Did you know your cat may be of aristocratic lineage? Yes, our very own moggy with his meal time meow and habit of leaving muddy footprints all over the house may in fact be descended from the Cheshire cat or the Egyptian cat goddess Bast.
If you don’t believe me the fact can be verified, here’s what to do: cut off a piece of his ear (just the pointy top bit will do), and if your mog is of blue blood he’ll shriek, “Don’t do that to me! Do you know who I am?” And he’ll proceed to tell you in detail which king or queen was his uncle or aunt and that Dick Whittington’s cat was his cousin’s great great great great great great great great great great great times seven grandparent (cats are a fertile lot).
He’ll also impart to you a few home truths that you’d rather not hear, things you don’t want the neighbours to know, titbits he’s gossiped about whilst sat on the fence by the wheelie bins with his moggy mates, one eye on the lookout for rats and the odd bit of chicken from a rubbish sack. Such stuff is what cats get up to having slipped through the cat flap.
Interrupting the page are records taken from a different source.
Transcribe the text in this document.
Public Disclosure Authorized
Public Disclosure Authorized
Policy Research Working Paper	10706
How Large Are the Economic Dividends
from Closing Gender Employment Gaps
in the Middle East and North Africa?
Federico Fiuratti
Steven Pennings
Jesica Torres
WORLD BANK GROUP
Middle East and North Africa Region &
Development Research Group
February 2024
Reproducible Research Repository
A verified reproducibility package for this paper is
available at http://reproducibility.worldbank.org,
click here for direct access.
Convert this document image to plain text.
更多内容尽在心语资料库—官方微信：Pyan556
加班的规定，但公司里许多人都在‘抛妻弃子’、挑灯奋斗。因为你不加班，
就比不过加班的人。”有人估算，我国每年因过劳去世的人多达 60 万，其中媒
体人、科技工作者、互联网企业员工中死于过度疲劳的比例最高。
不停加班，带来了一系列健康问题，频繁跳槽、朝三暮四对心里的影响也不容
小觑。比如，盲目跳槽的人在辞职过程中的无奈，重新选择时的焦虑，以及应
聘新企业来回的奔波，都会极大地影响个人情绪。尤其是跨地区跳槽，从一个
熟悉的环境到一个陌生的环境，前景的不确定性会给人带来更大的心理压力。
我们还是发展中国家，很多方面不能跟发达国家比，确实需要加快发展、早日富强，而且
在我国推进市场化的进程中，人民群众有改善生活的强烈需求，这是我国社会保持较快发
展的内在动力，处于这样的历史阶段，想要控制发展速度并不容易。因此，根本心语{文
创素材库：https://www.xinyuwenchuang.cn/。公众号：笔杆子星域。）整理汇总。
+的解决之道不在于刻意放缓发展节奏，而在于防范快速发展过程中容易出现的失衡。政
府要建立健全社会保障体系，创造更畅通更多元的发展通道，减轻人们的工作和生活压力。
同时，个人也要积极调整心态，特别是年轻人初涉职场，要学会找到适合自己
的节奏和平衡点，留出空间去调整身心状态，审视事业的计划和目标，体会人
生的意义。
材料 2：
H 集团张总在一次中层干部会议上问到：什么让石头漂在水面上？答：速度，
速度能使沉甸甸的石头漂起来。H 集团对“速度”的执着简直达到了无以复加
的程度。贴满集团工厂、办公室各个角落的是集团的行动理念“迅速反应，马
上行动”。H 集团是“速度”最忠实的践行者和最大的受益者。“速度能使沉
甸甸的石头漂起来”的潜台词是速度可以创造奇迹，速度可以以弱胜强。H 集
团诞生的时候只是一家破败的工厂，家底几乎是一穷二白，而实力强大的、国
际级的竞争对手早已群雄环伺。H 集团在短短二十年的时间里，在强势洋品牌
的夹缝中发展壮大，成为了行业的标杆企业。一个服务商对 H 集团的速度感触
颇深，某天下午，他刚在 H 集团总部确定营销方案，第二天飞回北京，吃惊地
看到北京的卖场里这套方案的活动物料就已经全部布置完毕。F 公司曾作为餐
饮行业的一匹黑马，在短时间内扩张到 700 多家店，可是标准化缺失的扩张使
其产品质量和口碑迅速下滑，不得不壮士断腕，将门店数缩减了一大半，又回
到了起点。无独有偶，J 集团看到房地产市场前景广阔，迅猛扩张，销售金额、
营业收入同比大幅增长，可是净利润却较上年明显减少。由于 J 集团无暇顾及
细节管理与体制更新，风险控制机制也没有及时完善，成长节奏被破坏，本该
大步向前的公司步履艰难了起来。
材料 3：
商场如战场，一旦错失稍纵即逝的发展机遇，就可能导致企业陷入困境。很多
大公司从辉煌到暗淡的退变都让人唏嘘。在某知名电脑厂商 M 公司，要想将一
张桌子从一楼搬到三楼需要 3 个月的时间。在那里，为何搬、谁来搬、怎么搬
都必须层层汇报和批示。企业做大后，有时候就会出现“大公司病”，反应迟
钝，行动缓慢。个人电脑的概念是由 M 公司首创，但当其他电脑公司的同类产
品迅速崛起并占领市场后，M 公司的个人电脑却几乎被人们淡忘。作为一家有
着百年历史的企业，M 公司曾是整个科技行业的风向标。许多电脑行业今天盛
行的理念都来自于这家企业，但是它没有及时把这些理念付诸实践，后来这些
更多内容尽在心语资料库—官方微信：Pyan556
One man a few centuries back did something terrible to his cat: he cut off its head and chucked it on the fire. As the eyes popped out the mouth twisted and hissed, “Go tell you wife you’ve cut off the head of the King of the Cats. You shall be avenged for such an act.”
A year on he was playing with his wife’s new kitten (women in those days couldn’t get a divorce, alas) which was sweet as pie till it lunged at his throat, sinking its claws and teeth into his windpipe. The bloke died in agony that very night.
So be warned, you may have a Royal Cat sat right now on your lap, or meowing to be let in for his tuna chunks and a nap on your favourite cushion which he’ll cover with hairs as he’s curled up dreaming malevolently of birds.